In previous post The implication of new firmware released for OCZ SSD on computer forensics I asked a number of questions. The post was also send to an internal mailing list where I work. A number of responses came back and I thought I'd share them
1. What are the implications of having this included in the firmware of SSD drives and how would you acquire such a drive?
The implications are wide ranging, but essentially the volume of recoverable data may be reduced. (Forensic analysis of deleted items, system artefacts, etc may not be possible). However, acquisition methods will not be affected.
2. Does the firmware start clearing sectors when it is simply to a power supply or does it require other hardware to be attached?
3. If it starts clearing sectors when connected to a power supply what legal implication will this have if during the acquisition of the drive potential evidence is been deleted by the built-in firmware before if can be forensically acquired ?
No, the firmware does not clear sectors when powered up. It requires an operating system that supports the TRIM command. OCZ SSD's now have the ability to use TRIM under win7, linux, OSX but only where the operating system, firmware, and associated software are correctly installed.
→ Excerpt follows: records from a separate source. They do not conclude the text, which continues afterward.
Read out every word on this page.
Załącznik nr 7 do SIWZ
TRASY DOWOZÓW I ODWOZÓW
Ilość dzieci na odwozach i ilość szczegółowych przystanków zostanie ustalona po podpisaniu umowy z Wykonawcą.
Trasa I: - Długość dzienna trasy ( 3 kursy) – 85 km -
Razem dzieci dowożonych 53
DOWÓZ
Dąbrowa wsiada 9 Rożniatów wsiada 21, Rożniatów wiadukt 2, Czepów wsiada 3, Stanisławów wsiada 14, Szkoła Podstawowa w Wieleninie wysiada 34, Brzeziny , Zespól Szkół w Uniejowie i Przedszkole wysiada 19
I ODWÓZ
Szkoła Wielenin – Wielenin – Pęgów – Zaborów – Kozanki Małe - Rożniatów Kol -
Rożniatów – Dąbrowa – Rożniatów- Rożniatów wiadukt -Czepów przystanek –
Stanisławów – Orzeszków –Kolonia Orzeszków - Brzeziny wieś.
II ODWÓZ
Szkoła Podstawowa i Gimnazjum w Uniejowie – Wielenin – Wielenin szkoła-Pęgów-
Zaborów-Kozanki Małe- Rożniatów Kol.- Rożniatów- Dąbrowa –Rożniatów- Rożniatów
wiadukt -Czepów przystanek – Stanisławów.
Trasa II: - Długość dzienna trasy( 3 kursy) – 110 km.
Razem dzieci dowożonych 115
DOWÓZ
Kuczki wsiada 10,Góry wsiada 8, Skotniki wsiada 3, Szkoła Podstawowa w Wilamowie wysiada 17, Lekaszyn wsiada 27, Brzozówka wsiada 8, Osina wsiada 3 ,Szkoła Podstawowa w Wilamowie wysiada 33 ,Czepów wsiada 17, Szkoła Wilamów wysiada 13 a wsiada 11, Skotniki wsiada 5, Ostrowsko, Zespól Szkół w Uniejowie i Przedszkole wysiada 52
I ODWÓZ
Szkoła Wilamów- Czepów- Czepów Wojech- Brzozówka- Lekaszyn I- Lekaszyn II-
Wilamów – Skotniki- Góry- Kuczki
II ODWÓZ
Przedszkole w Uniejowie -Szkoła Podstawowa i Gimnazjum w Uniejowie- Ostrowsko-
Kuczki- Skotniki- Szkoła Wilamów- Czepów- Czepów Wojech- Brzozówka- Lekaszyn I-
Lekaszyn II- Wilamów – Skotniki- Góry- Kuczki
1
4. Are "live" acquisitions still possible with SSD drives with this firmware if we want to consider them forensically sound images. For example creating a logical evidence file of an open encrypted container file.
Yes, see above, as TRIM is not supported under the linux kernel (and would never be supported for a forensic distribution) there will be no loss of data during forensic acquisition.
The only potential issue would be a live acquisition under an operating system that does support TRIM (potentially windows 7).